Improving innovation through better questions
Dwayne Spradlin, President and CEO of InnoCentive, recently contributed an interesting article in the Harvard Business Review that identified asking the right questions and defining the problem as critical elements of successful innovation: “When developing new products, processes, or even businesses, most companies aren’t sufficiently rigorous in defining the problems they’re attempting to solve and articulating why those issues are important. Without that rigor, organizations miss opportunities, waste resources, and end up pursuing innovation initiatives that aren’t aligned with their strategies.” Before moving forward with any major initiative Mr. Spradlin recommends that organizations ask themselves a series of questions including…
• What is the problem? What revenue or opportunity is being lost? What competitive disadvantage exists? What is it costing the company?
• What is the desired outcome in terms of business benefit and not systems or processes – what do we want to be able to do when all is said and done?
• Who in the organizations stands to benefit and why?
• Does the initiative match organizational objectives and priorities?
• What has already been tried that didn’t work?
• How will we ensure that the initiative is carried out?
• What are the internal and external constraints to implementing a solution?
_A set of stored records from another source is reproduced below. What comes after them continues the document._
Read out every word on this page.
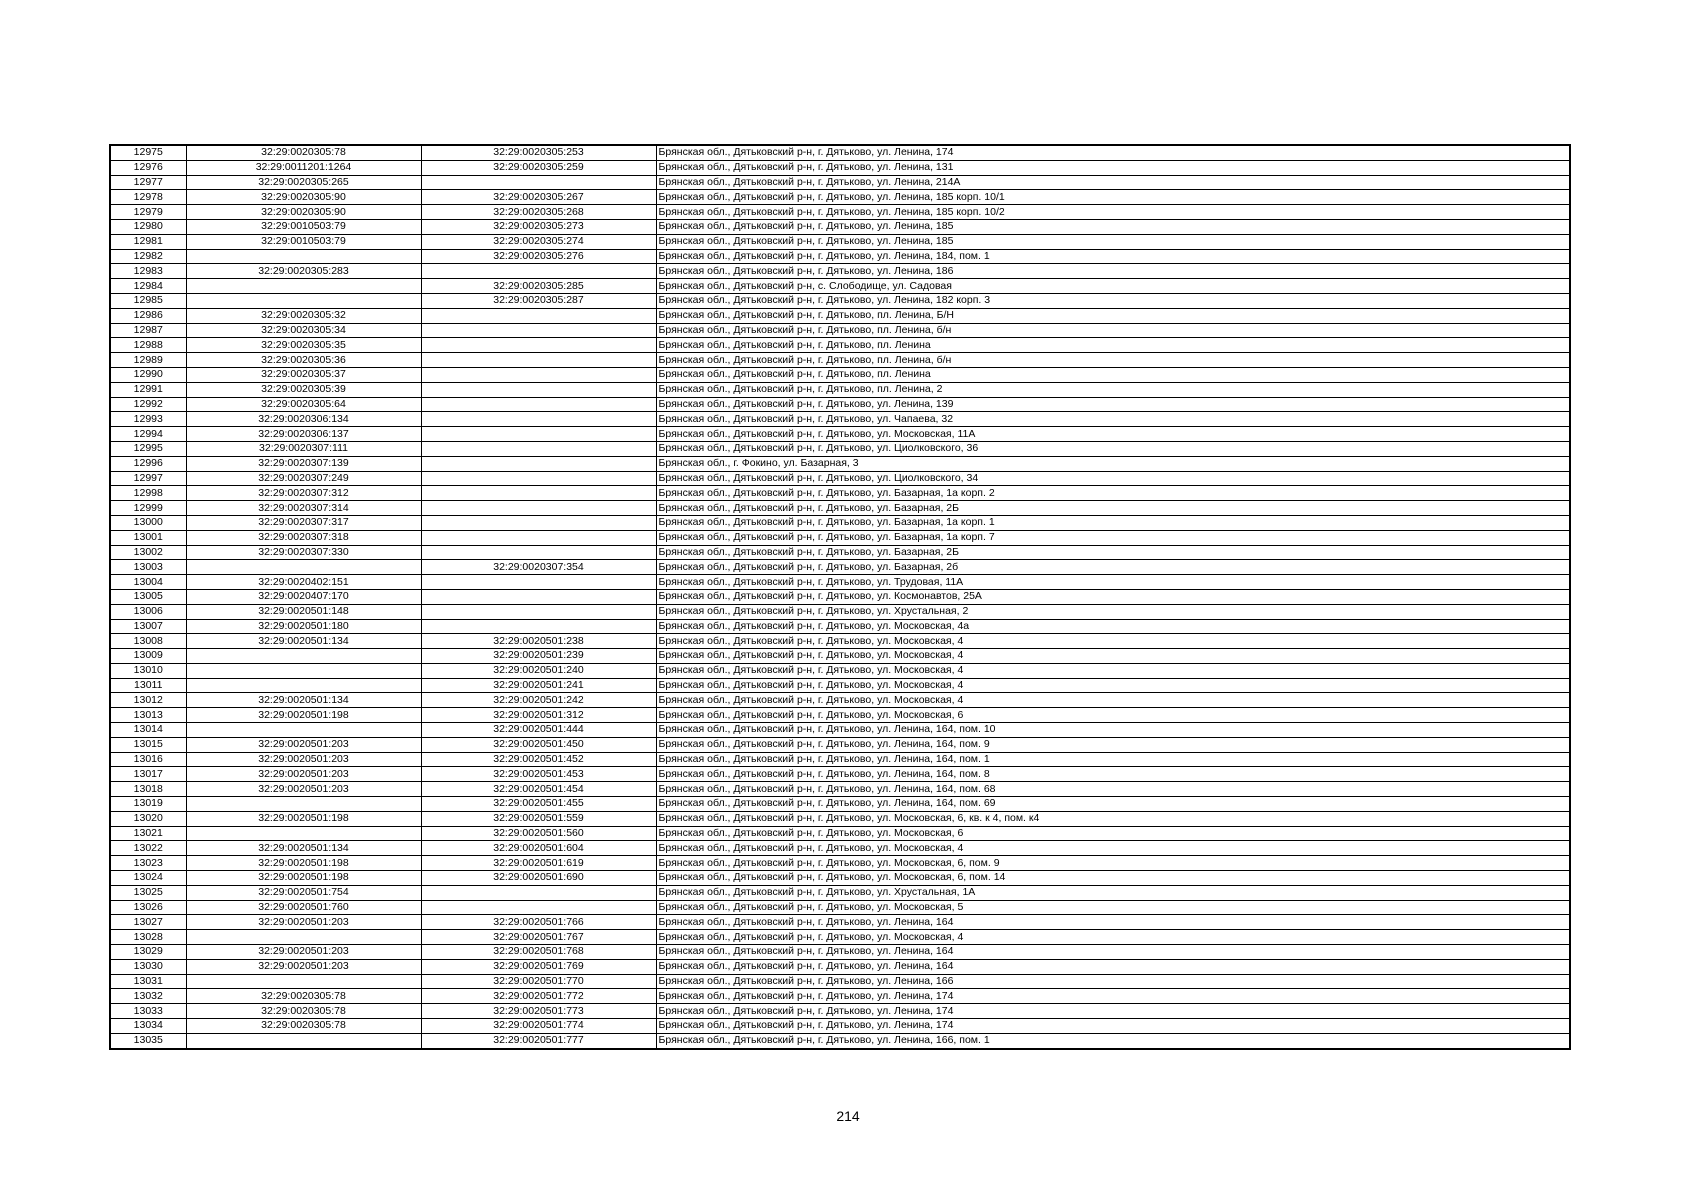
12975	32:29:0020305:78	32:29:0020305:253	Брянская обл., Дятьковский р-н, г. Дятьково, ул. Ленина, 174
12976	32:29:0011201:1264	32:29:0020305:259	Брянская обл., Дятьковский р-н, г. Дятьково, ул. Ленина, 131
12977	32:29:0020305:265		Брянская обл., Дятьковский р-н, г. Дятьково, ул. Ленина, 214А
12978	32:29:0020305:90	32:29:0020305:267	Брянская обл., Дятьковский р-н, г. Дятьково, ул. Ленина, 185 корп. 10/1
12979	32:29:0020305:90	32:29:0020305:268	Брянская обл., Дятьковский р-н, г. Дятьково, ул. Ленина, 185 корп. 10/2
12980	32:29:0010503:79	32:29:0020305:273	Брянская обл., Дятьковский р-н, г. Дятьково, ул. Ленина, 185
12981	32:29:0010503:79	32:29:0020305:274	Брянская обл., Дятьковский р-н, г. Дятьково, ул. Ленина, 185
12982		32:29:0020305:276	Брянская обл., Дятьковский р-н, г. Дятьково, ул. Ленина, 184, пом. 1
12983	32:29:0020305:283		Брянская обл., Дятьковский р-н, г. Дятьково, ул. Ленина, 186
12984		32:29:0020305:285	Брянская обл., Дятьковский р-н, с. Слободище, ул. Садовая
12985		32:29:0020305:287	Брянская обл., Дятьковский р-н, г. Дятьково, ул. Ленина, 182 корп. 3
12986	32:29:0020305:32		Брянская обл., Дятьковский р-н, г. Дятьково, пл. Ленина, Б/Н
12987	32:29:0020305:34		Брянская обл., Дятьковский р-н, г. Дятьково, пл. Ленина, б/н
12988	32:29:0020305:35		Брянская обл., Дятьковский р-н, г. Дятьково, пл. Ленина
12989	32:29:0020305:36		Брянская обл., Дятьковский р-н, г. Дятьково, пл. Ленина, б/н
12990	32:29:0020305:37		Брянская обл., Дятьковский р-н, г. Дятьково, пл. Ленина
12991	32:29:0020305:39		Брянская обл., Дятьковский р-н, г. Дятьково, пл. Ленина, 2
12992	32:29:0020305:64		Брянская обл., Дятьковский р-н, г. Дятьково, ул. Ленина, 139
12993	32:29:0020306:134		Брянская обл., Дятьковский р-н, г. Дятьково, ул. Чапаева, 32
12994	32:29:0020306:137		Брянская обл., Дятьковский р-н, г. Дятьково, ул. Московская, 11А
12995	32:29:0020307:111		Брянская обл., Дятьковский р-н, г. Дятьково, ул. Циолковского, 36
12996	32:29:0020307:139		Брянская обл., г. Фокино, ул. Базарная, 3
12997	32:29:0020307:249		Брянская обл., Дятьковский р-н, г. Дятьково, ул. Циолковского, 34
12998	32:29:0020307:312		Брянская обл., Дятьковский р-н, г. Дятьково, ул. Базарная, 1а корп. 2
12999	32:29:0020307:314		Брянская обл., Дятьковский р-н, г. Дятьково, ул. Базарная, 2Б
13000	32:29:0020307:317		Брянская обл., Дятьковский р-н, г. Дятьково, ул. Базарная, 1а корп. 1
13001	32:29:0020307:318		Брянская обл., Дятьковский р-н, г. Дятьково, ул. Базарная, 1а корп. 7
13002	32:29:0020307:330		Брянская обл., Дятьковский р-н, г. Дятьково, ул. Базарная, 2Б
13003		32:29:0020307:354	Брянская обл., Дятьковский р-н, г. Дятьково, ул. Базарная, 2б
13004	32:29:0020402:151		Брянская обл., Дятьковский р-н, г. Дятьково, ул. Трудовая, 11А
13005	32:29:0020407:170		Брянская обл., Дятьковский р-н, г. Дятьково, ул. Космонавтов, 25А
13006	32:29:0020501:148		Брянская обл., Дятьковский р-н, г. Дятьково, ул. Хрустальная, 2
13007	32:29:0020501:180		Брянская обл., Дятьковский р-н, г. Дятьково, ул. Московская, 4а
13008	32:29:0020501:134	32:29:0020501:238	Брянская обл., Дятьковский р-н, г. Дятьково, ул. Московская, 4
13009		32:29:0020501:239	Брянская обл., Дятьковский р-н, г. Дятьково, ул. Московская, 4
13010		32:29:0020501:240	Брянская обл., Дятьковский р-н, г. Дятьково, ул. Московская, 4
13011		32:29:0020501:241	Брянская обл., Дятьковский р-н, г. Дятьково, ул. Московская, 4
13012	32:29:0020501:134	32:29:0020501:242	Брянская обл., Дятьковский р-н, г. Дятьково, ул. Московская, 4
13013	32:29:0020501:198	32:29:0020501:312	Брянская обл., Дятьковский р-н, г. Дятьково, ул. Московская, 6
13014		32:29:0020501:444	Брянская обл., Дятьковский р-н, г. Дятьково, ул. Ленина, 164, пом. 10
13015	32:29:0020501:203	32:29:0020501:450	Брянская обл., Дятьковский р-н, г. Дятьково, ул. Ленина, 164, пом. 9
13016	32:29:0020501:203	32:29:0020501:452	Брянская обл., Дятьковский р-н, г. Дятьково, ул. Ленина, 164, пом. 1
13017	32:29:0020501:203	32:29:0020501:453	Брянская обл., Дятьковский р-н, г. Дятьково, ул. Ленина, 164, пом. 8
13018	32:29:0020501:203	32:29:0020501:454	Брянская обл., Дятьковский р-н, г. Дятьково, ул. Ленина, 164, пом. 68
13019		32:29:0020501:455	Брянская обл., Дятьковский р-н, г. Дятьково, ул. Ленина, 164, пом. 69
13020	32:29:0020501:198	32:29:0020501:559	Брянская обл., Дятьковский р-н, г. Дятьково, ул. Московская, 6, кв. к 4, пом. к4
13021		32:29:0020501:560	Брянская обл., Дятьковский р-н, г. Дятьково, ул. Московская, 6
13022	32:29:0020501:134	32:29:0020501:604	Брянская обл., Дятьковский р-н, г. Дятьково, ул. Московская, 4
13023	32:29:0020501:198	32:29:0020501:619	Брянская обл., Дятьковский р-н, г. Дятьково, ул. Московская, 6, пом. 9
13024	32:29:0020501:198	32:29:0020501:690	Брянская обл., Дятьковский р-н, г. Дятьково, ул. Московская, 6, пом. 14
13025	32:29:0020501:754		Брянская обл., Дятьковский р-н, г. Дятьково, ул. Хрустальная, 1А
13026	32:29:0020501:760		Брянская обл., Дятьковский р-н, г. Дятьково, ул. Московская, 5
13027	32:29:0020501:203	32:29:0020501:766	Брянская обл., Дятьковский р-н, г. Дятьково, ул. Ленина, 164
13028		32:29:0020501:767	Брянская обл., Дятьковский р-н, г. Дятьково, ул. Московская, 4
13029	32:29:0020501:203	32:29:0020501:768	Брянская обл., Дятьковский р-н, г. Дятьково, ул. Ленина, 164
13030	32:29:0020501:203	32:29:0020501:769	Брянская обл., Дятьковский р-н, г. Дятьково, ул. Ленина, 164
13031		32:29:0020501:770	Брянская обл., Дятьковский р-н, г. Дятьково, ул. Ленина, 166
13032	32:29:0020305:78	32:29:0020501:772	Брянская обл., Дятьковский р-н, г. Дятьково, ул. Ленина, 174
13033	32:29:0020305:78	32:29:0020501:773	Брянская обл., Дятьковский р-н, г. Дятьково, ул. Ленина, 174
13034	32:29:0020305:78	32:29:0020501:774	Брянская обл., Дятьковский р-н, г. Дятьково, ул. Ленина, 174
13035		32:29:0020501:777	Брянская обл., Дятьковский р-н, г. Дятьково, ул. Ленина, 166, пом. 1
214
The benefits of an organization asking itself these questions are clear. We at Isurus believe that exploring these questions about the market general and individual prospects can also benefit enterprise technology providers. Many enterprise sales opportunities have been knocked off course when late in the game a technology investment didn’t match with organizational priorities and it has been well documented that a lack of clarity has contributed to many implementation failures. The exercise of evaluating the market and individual prospects through the lens of the questions outlined above provides multiple benefits…
• At the market level it identifies opportunities, sizes those opportunities and identifies hurdles to overcome.
• On an individual account level it helps qualify prospects, identify the barriers likely to arise and keeps the sales process moving forward.
• In some cases providing a framework of questions and what other companies are doing can help guide prospects through the sales process by helping them better articulate their needs, justify the investment and achieve a successful implementation.
As with most things, asking better questions upfront gives you better results at the end.